The pharmaceutical industry’s impressive geographic diversity is nowhere to be seen in talking points distributed by PhRMA, the pharmaceutical industry’s trade association, that Congressional staffers shared with me. The talking points form the basis of desperate efforts by lobbyists and industry allies to discredit House Speaker Nancy Pelosi’s drug price negotiation bill, so this omission is a telling one.

They begin: “The radical drug pricing plan offered by House Speaker Nancy Pelosi would transform the market-based system that has made the US the global leader in developing innovative, life-saving treatments and cures.” In other words, U.S. patients, taxpayers, and employers must pay higher prices for medications than citizens of other countries because that is why the U.S. has successful pharmaceutical companies.
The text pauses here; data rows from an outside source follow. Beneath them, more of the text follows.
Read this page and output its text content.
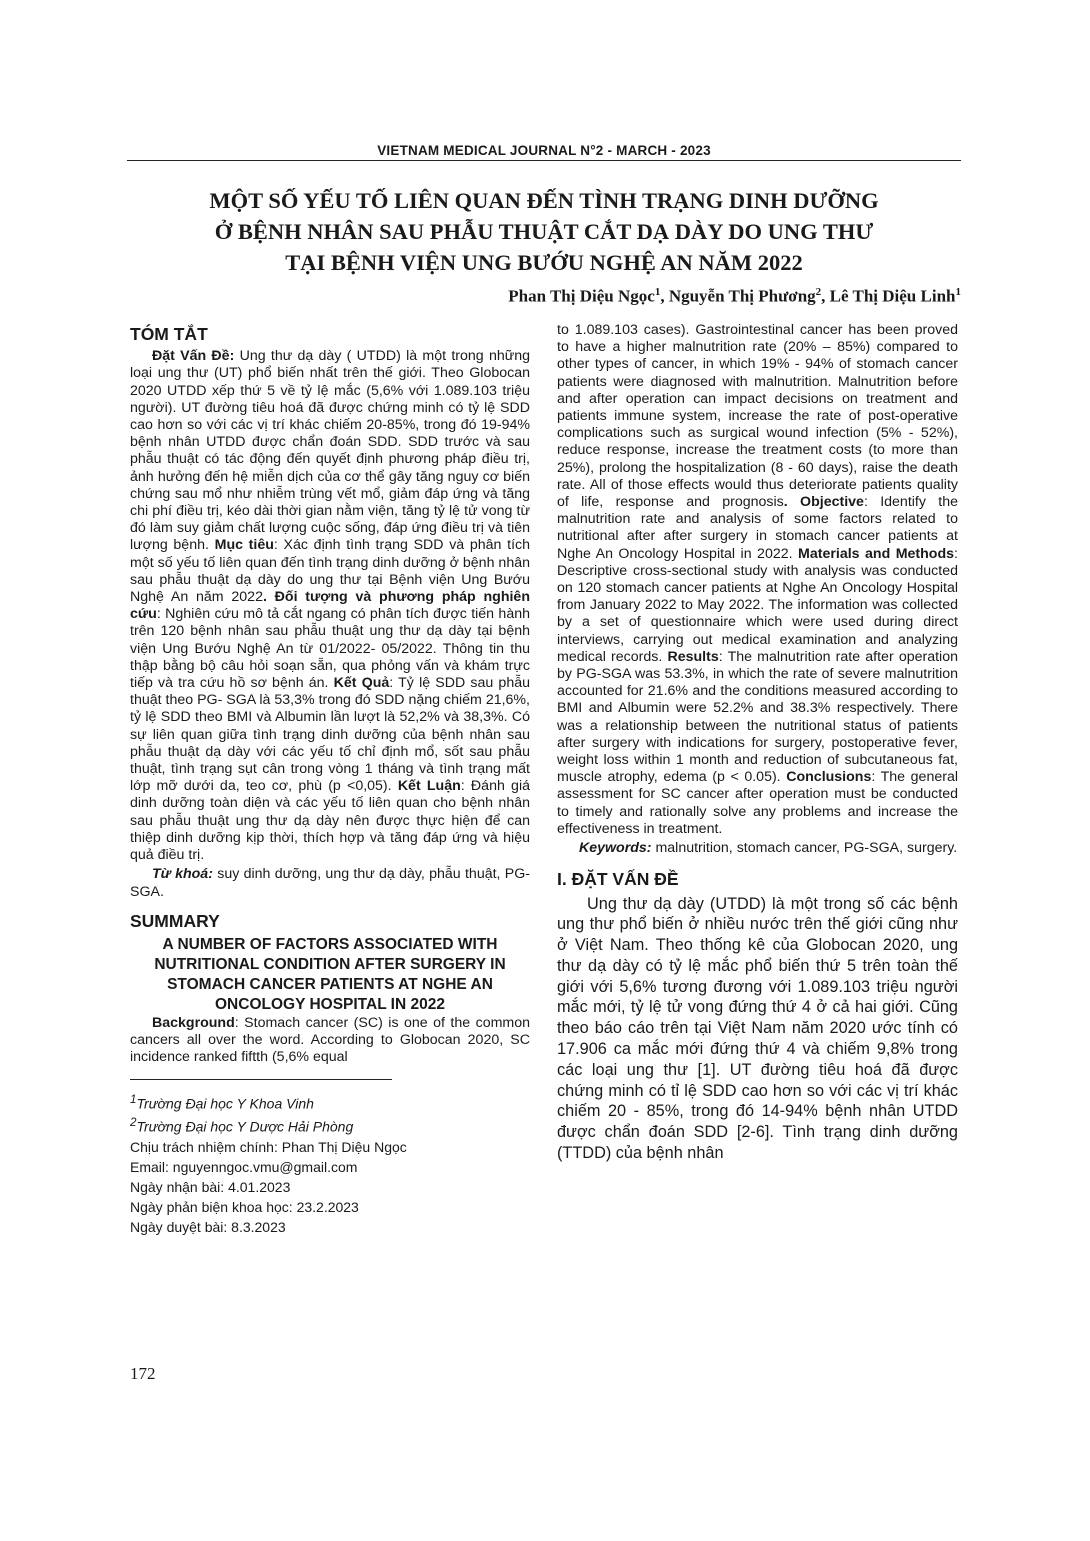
VIETNAM MEDICAL JOURNAL N°2 - MARCH - 2023
MỘT SỐ YẾU TỐ LIÊN QUAN ĐẾN TÌNH TRẠNG DINH DƯỠNG
Ở BỆNH NHÂN SAU PHẪU THUẬT CẮT DẠ DÀY DO UNG THƯ
TẠI BỆNH VIỆN UNG BƯỚU NGHỆ AN NĂM 2022
Phan Thị Diệu Ngọc$^1$, Nguyễn Thị Phương$^2$, Lê Thị Diệu Linh$^1$
TÓM TẮT

Đặt Vấn Đề: Ung thư dạ dày ( UTDD) là một trong những loại ung thư (UT) phổ biến nhất trên thế giới. Theo Globocan 2020 UTDD xếp thứ 5 về tỷ lệ mắc (5,6% với 1.089.103 triệu người). UT đường tiêu hoá đã được chứng minh có tỷ lệ SDD cao hơn so với các vị trí khác chiếm 20-85%, trong đó 19-94% bệnh nhân UTDD được chẩn đoán SDD. SDD trước và sau phẫu thuật có tác động đến quyết định phương pháp điều trị, ảnh hưởng đến hệ miễn dịch của cơ thể gây tăng nguy cơ biến chứng sau mổ như nhiễm trùng vết mổ, giảm đáp ứng và tăng chi phí điều trị, kéo dài thời gian nằm viện, tăng tỷ lệ tử vong từ đó làm suy giảm chất lượng cuộc sống, đáp ứng điều trị và tiên lượng bệnh. Mục tiêu: Xác định tình trạng SDD và phân tích một số yếu tố liên quan đến tình trạng dinh dưỡng ở bệnh nhân sau phẫu thuật dạ dày do ung thư tại Bệnh viện Ung Bướu Nghệ An năm 2022. Đối tượng và phương pháp nghiên cứu: Nghiên cứu mô tả cắt ngang có phân tích được tiến hành trên 120 bệnh nhân sau phẫu thuật ung thư dạ dày tại bệnh viện Ung Bướu Nghệ An từ 01/2022- 05/2022. Thông tin thu thập bằng bộ câu hỏi soạn sẵn, qua phỏng vấn và khám trực tiếp và tra cứu hồ sơ bệnh án. Kết Quả: Tỷ lệ SDD sau phẫu thuật theo PG- SGA là 53,3% trong đó SDD nặng chiếm 21,6%, tỷ lệ SDD theo BMI và Albumin lần lượt là 52,2% và 38,3%. Có sự liên quan giữa tình trạng dinh dưỡng của bệnh nhân sau phẫu thuật dạ dày với các yếu tố chỉ định mổ, sốt sau phẫu thuật, tình trạng sụt cân trong vòng 1 tháng và tình trạng mất lớp mỡ dưới da, teo cơ, phù (p <0,05). Kết Luận: Đánh giá dinh dưỡng toàn diện và các yếu tố liên quan cho bệnh nhân sau phẫu thuật ung thư dạ dày nên được thực hiện để can thiệp dinh dưỡng kịp thời, thích hợp và tăng đáp ứng và hiệu quả điều trị.

Từ khoá: suy dinh dưỡng, ung thư dạ dày, phẫu thuật, PG- SGA.

SUMMARY
A NUMBER OF FACTORS ASSOCIATED WITH NUTRITIONAL CONDITION AFTER SURGERY IN STOMACH CANCER PATIENTS AT NGHE AN ONCOLOGY HOSPITAL IN 2022

Background: Stomach cancer (SC) is one of the common cancers all over the word. According to Globocan 2020, SC incidence ranked fiftth (5,6% equal

$^1$Trường Đại học Y Khoa Vinh

$^2$Trường Đại học Y Dược Hải Phòng

Chịu trách nhiệm chính: Phan Thị Diệu Ngọc

Email: nguyenngoc.vmu@gmail.com

Ngày nhận bài: 4.01.2023

Ngày phản biện khoa học: 23.2.2023

Ngày duyệt bài: 8.3.2023

to 1.089.103 cases). Gastrointestinal cancer has been proved to have a higher malnutrition rate (20% – 85%) compared to other types of cancer, in which 19% - 94% of stomach cancer patients were diagnosed with malnutrition. Malnutrition before and after operation can impact decisions on treatment and patients immune system, increase the rate of post-operative complications such as surgical wound infection (5% - 52%), reduce response, increase the treatment costs (to more than 25%), prolong the hospitalization (8 - 60 days), raise the death rate. All of those effects would thus deteriorate patients quality of life, response and prognosis. Objective: Identify the malnutrition rate and analysis of some factors related to nutritional after after surgery in stomach cancer patients at Nghe An Oncology Hospital in 2022. Materials and Methods: Descriptive cross-sectional study with analysis was conducted on 120 stomach cancer patients at Nghe An Oncology Hospital from January 2022 to May 2022. The information was collected by a set of questionnaire which were used during direct interviews, carrying out medical examination and analyzing medical records. Results: The malnutrition rate after operation by PG-SGA was 53.3%, in which the rate of severe malnutrition accounted for 21.6% and the conditions measured according to BMI and Albumin were 52.2% and 38.3% respectively. There was a relationship between the nutritional status of patients after surgery with indications for surgery, postoperative fever, weight loss within 1 month and reduction of subcutaneous fat, muscle atrophy, edema (p < 0.05). Conclusions: The general assessment for SC cancer after operation must be conducted to timely and rationally solve any problems and increase the effectiveness in treatment.

Keywords: malnutrition, stomach cancer, PG-SGA, surgery.

I. ĐẶT VẤN ĐỀ

Ung thư dạ dày (UTDD) là một trong số các bệnh ung thư phổ biến ở nhiều nước trên thế giới cũng như ở Việt Nam. Theo thống kê của Globocan 2020, ung thư dạ dày có tỷ lệ mắc phổ biến thứ 5 trên toàn thế giới với 5,6% tương đương với 1.089.103 triệu người mắc mới, tỷ lệ tử vong đứng thứ 4 ở cả hai giới. Cũng theo báo cáo trên tại Việt Nam năm 2020 ước tính có 17.906 ca mắc mới đứng thứ 4 và chiếm 9,8% trong các loại ung thư [1]. UT đường tiêu hoá đã được chứng minh có tỉ lệ SDD cao hơn so với các vị trí khác chiếm 20 - 85%, trong đó 14-94% bệnh nhân UTDD được chẩn đoán SDD [2-6]. Tình trạng dinh dưỡng (TTDD) của bệnh nhân

172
That Roche and Novartis are dominant players and based in Switzerland exposes the false logic of this point, as drug prices are 75% lower in Switzerland than in the U.S., according to the House Ways and Means Committee. Drug prices in France, the United Kingdom, and Japan are lower, too. The pharmaceutical industry is global, and our overpaying for medications in the U.S. explains no more of New Jersey-based Merck’s successes than it does of Takeda’s, half a world away.

PhRMA also distributed some slides noting (based on internal research) that only 71% of new cancer medicines available in the U.S. can be found in Germany. So what? Some countries reject the use of certain drugs because they do not represent meaningful improvements over older ones. But that is rare in this country. Some drug corporations walk away from a small market if that nation’s government does not see fit to pay the price demanded. But the U.S. is every company’s biggest market, and so much, much harder to abandon.


What’s more, Pelosi’s bill sets a ceiling price for negotiation that is 20% higher than the prices companies have already accepted. It also limits negotiation to drugs already on the U.S. market. These are two more reasons it is hard to believe that pharmaceutical corporations will not accept the prices the bill portends.

Source: Claudi Allemani and colleagues. Global surveillance of cancer survival 1995-2009. The Lancet. 2015 Mar 14;385(9972):977-1010.

Then there is PhRMA’s supplemental handout, declaring that 5-year cancer survival is better in the U.S. than in the countries that Pelosi’s bill references as price comparators. As the trade association doubtless knows, cancer survival is a lousy measure of comparative disease outcomes, as it is affected by lead time secondary to screening. But no matter, the reference PhRMA provided does not back up its claim. It shows that survival for many cancers is actually the same or better in many of the reference countries.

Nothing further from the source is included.